To the best of our knowledge, the only approach completely effective against attacks discussed in this paper is the anonymizing network ANDaNA [6]. ANDaNA is an NDN equivalent of Tor [28]. It allows end host to join an anonymizing network as “onion routers”, which anonymize consumers’ requests. Unfortunately, the additional overhead and latency might be prohibitive for many applications.

9 Conclusion

In-network content caching, a key feature of NDN, has been shown to have unexpected privacy implications [1]. In this paper, we provided another example of how abuse of network state can lead to loss of privacy in NDN. We designed several techniques geared for adversaries with varying capabilities and evaluated proposed techniques via simulations on a realistic network topology. We then used the actual NDN testbed to validate our results.

Experiments show that plausible adversaries can locate consumers with high probability, i.e., over 90% in many scenarios. Furthermore, even adversaries with relatively little knowledge of the network can successfully locate consumers with high probability, albeit, using more resources.
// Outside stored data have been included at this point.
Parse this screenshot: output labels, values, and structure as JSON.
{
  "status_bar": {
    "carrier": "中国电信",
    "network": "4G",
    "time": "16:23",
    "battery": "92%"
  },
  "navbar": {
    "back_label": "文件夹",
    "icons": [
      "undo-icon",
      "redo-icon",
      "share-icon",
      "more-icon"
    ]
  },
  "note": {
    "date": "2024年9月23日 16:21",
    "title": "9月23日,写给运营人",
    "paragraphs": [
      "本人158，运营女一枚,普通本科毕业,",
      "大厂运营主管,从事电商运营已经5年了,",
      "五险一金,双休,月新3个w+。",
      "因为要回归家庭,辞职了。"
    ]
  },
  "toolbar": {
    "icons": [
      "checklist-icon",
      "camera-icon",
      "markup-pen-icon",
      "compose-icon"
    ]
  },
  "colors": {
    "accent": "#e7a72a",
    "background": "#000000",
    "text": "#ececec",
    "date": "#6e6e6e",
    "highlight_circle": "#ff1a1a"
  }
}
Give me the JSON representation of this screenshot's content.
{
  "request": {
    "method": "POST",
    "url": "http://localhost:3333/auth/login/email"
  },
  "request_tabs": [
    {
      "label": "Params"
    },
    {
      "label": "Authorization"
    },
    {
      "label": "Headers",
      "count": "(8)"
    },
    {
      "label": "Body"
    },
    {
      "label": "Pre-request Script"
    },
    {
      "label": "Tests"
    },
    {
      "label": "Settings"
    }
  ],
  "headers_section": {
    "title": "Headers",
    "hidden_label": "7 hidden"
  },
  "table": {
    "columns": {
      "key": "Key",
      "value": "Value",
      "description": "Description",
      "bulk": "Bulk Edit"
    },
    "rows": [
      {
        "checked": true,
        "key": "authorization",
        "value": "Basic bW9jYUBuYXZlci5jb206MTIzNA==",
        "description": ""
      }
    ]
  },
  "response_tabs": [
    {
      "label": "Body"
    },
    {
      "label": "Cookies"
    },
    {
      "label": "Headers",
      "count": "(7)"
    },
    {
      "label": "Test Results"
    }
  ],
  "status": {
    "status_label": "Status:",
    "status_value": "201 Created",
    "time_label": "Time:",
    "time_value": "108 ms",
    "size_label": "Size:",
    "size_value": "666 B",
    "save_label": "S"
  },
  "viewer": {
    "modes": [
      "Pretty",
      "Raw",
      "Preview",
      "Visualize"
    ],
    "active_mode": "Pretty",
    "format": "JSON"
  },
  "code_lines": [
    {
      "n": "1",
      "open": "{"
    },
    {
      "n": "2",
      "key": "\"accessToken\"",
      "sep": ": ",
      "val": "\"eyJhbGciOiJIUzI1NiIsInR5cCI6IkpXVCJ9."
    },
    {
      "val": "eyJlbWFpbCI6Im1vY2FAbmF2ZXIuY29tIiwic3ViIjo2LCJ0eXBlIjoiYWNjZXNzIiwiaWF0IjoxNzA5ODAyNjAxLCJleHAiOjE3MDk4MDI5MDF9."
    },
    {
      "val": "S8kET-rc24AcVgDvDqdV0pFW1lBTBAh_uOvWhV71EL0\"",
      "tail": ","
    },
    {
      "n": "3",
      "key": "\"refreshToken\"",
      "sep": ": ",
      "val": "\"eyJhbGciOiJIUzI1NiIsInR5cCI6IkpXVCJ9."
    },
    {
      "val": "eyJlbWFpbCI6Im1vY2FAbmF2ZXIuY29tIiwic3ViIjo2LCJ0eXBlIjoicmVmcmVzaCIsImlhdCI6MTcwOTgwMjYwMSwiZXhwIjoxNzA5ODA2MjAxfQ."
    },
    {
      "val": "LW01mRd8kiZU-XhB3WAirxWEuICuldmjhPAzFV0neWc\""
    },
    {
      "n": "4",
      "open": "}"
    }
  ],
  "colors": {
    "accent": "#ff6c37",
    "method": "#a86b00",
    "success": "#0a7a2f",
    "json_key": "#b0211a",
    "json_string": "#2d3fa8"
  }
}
We then discussed several countermeasures, showing that even disabling caches on all routers does not completely prevent this attack. Moreover, the only effective countermeasure we are aware of (ANDaNA) imposes significant overhead on the communicating parties. Finally, we sketched out how the proposed techniques can help identify eavesdroppers in NDN, which is a rather unexpected outcome of router state.

We believe that the impact of our results goes beyond geo-location. NDN has been widely assumed to provide better consumer privacy than the current IP-based Internet due to lack of source/destination addresses. However, this paper casts serious doubt on this belief. Further, we argue that our geo-location techniques apply, to some extent, not only to NDN, but to any network architecture that supports ubiquitous caching.